Et maintenant, je deviens quoi ?

Las ! Le trading de Bitcoin était devenu ma source de revenus principale. J’avais tous les œufs dans le même panier, et au moment où je voulais diluer le risque, boum. Terriblement rageant. Techniquement ça m’a été très rentable et une excellente expérience, mais.. je ne touche pas de salaire, j’ai pas de revenus autres, et à peine 1 mois de vie sur mes comptes bancaires. Même si Mt. Gox revenait et que je dispose à nouveau de mon capital en Bitcoin, ça ne se fera pas en moins d’1 mois. Il me faut agir vite, me rétablir une sécurité financière. Selon mes calculs, je maintiens mon niveau de vie actuel avec un revenu de 500 € (oui: cinq cents). Pour générer un tel bénéfice, aux cours actuels, ça serait prise de risque avec un capital de ~5 BTC. Créer un hedge fund avec d’autres internautes ? J’y compte pas trop. Pas de telles sommes, pas juste en sachant de moi ce que vous savez de moi.
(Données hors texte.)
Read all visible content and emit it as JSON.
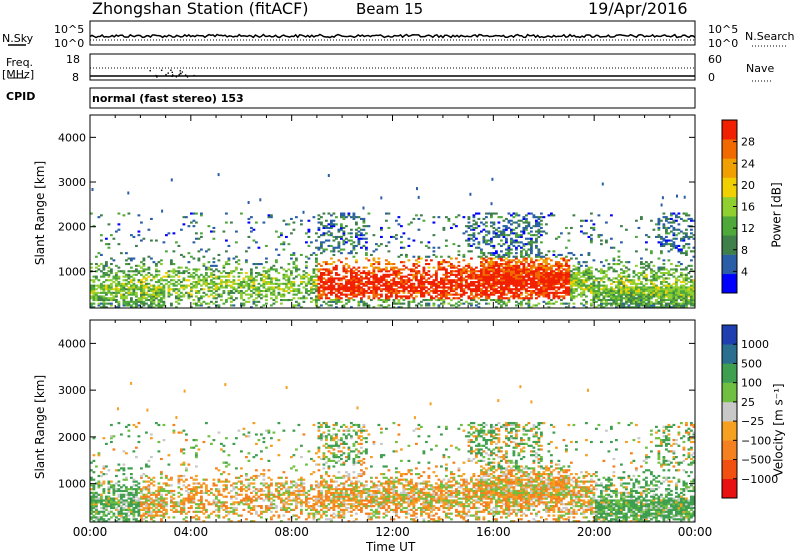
{
  "header": {
    "station": "Zhongshan Station (fitACF)",
    "beam": "Beam 15",
    "date": "19/Apr/2016"
  },
  "top_panels": {
    "nsky_label": "N.Sky",
    "nsky_ticks": [
      "10^5",
      "10^0"
    ],
    "nsearch_label": "N.Search",
    "freq_label": "Freq.",
    "freq_unit": "[MHz]",
    "freq_ticks": [
      "18",
      "8"
    ],
    "nave_label": "Nave",
    "nave_ticks": [
      "60",
      "0"
    ],
    "cpid_label": "CPID",
    "cpid_text": "normal (fast stereo) 153"
  },
  "x_axis": {
    "label": "Time UT",
    "ticks": [
      "00:00",
      "04:00",
      "08:00",
      "12:00",
      "16:00",
      "20:00",
      "00:00"
    ]
  },
  "colors": {
    "power_scale": [
      "#0000ff",
      "#2a5fa8",
      "#3e7f4a",
      "#4fa83a",
      "#8fcf30",
      "#f0d000",
      "#f0a000",
      "#f06a00",
      "#f02000"
    ],
    "velocity_scale": [
      "#e81010",
      "#f25010",
      "#f58020",
      "#f5a020",
      "#c8c8c8",
      "#6fc040",
      "#3f9f50",
      "#2a6f8f",
      "#1f3fb0"
    ]
  },
  "chart_data": [
    {
      "type": "heatmap",
      "title": "Power",
      "xlabel": "Time UT",
      "ylabel": "Slant Range [km]",
      "xlim": [
        0,
        24
      ],
      "ylim": [
        180,
        4500
      ],
      "y_ticks": [
        "1000",
        "2000",
        "3000",
        "4000"
      ],
      "y_tick_values": [
        1000,
        2000,
        3000,
        4000
      ],
      "colorbar": {
        "label": "Power [dB]",
        "ticks": [
          "4",
          "8",
          "12",
          "16",
          "20",
          "24",
          "28"
        ],
        "range": [
          0,
          32
        ]
      }
    },
    {
      "type": "heatmap",
      "title": "Velocity",
      "xlabel": "Time UT",
      "ylabel": "Slant Range [km]",
      "xlim": [
        0,
        24
      ],
      "ylim": [
        180,
        4500
      ],
      "y_ticks": [
        "1000",
        "2000",
        "3000",
        "4000"
      ],
      "y_tick_values": [
        1000,
        2000,
        3000,
        4000
      ],
      "colorbar": {
        "label": "Velocity [m s⁻¹]",
        "ticks": [
          "1000",
          "500",
          "100",
          "25",
          "−25",
          "−100",
          "−500",
          "−1000"
        ]
      }
    }
  ]
}
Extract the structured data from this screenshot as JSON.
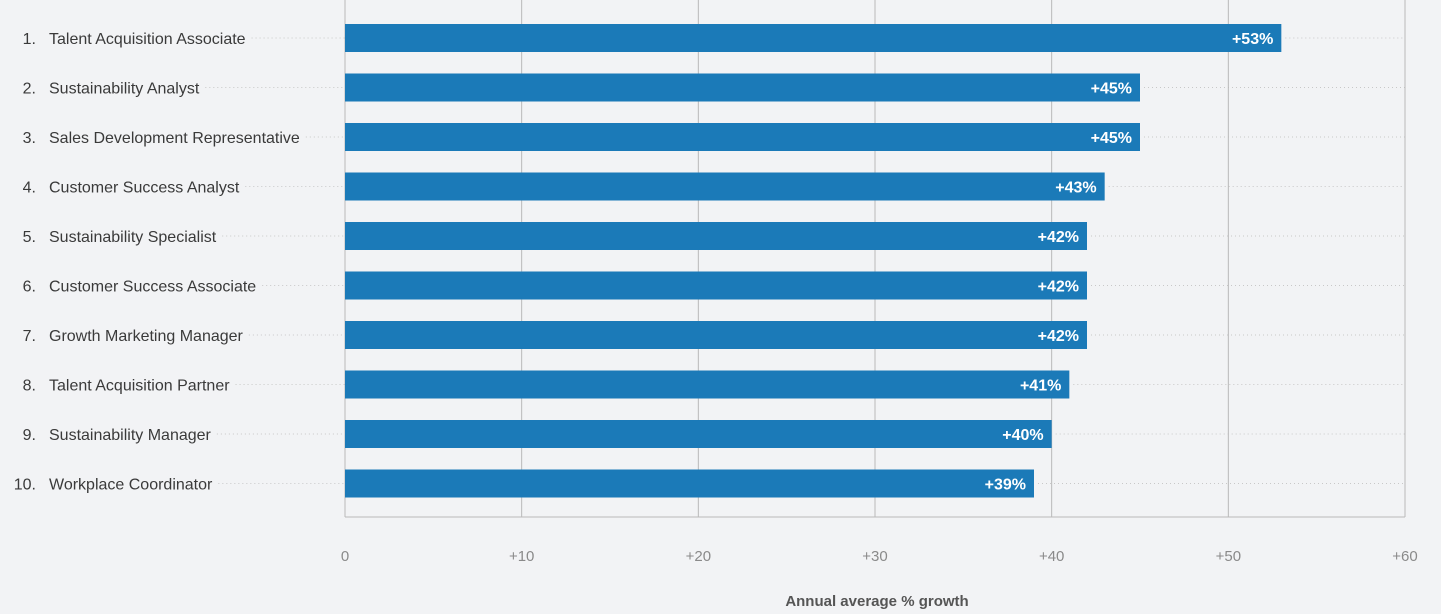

Et je comprendrais des volontés de retours sur investissement, ce qui en ferait, de fait, une pyramide de Ponzi courte durée. « Prêtez-moi quelques Bitcoin, je vous les rendrai dès que je peux assurer des bénéfices sur mes propres fonds, et vous aurez un bisou et un petit cadeau de remerciement » ? Ne rêvons pas éveillés. L’option qui me reste: un prêt familial. Somme ? Durée ? Aucune idée. Sinon il me reste 0,15 Litecoin, et 75 € sur Flattr. Je touche déjà le RSA: 15 € par mois. Erf.

Bref, vous voyez le tableau 🙂 Si vous avez des idées, n’hésitez pas.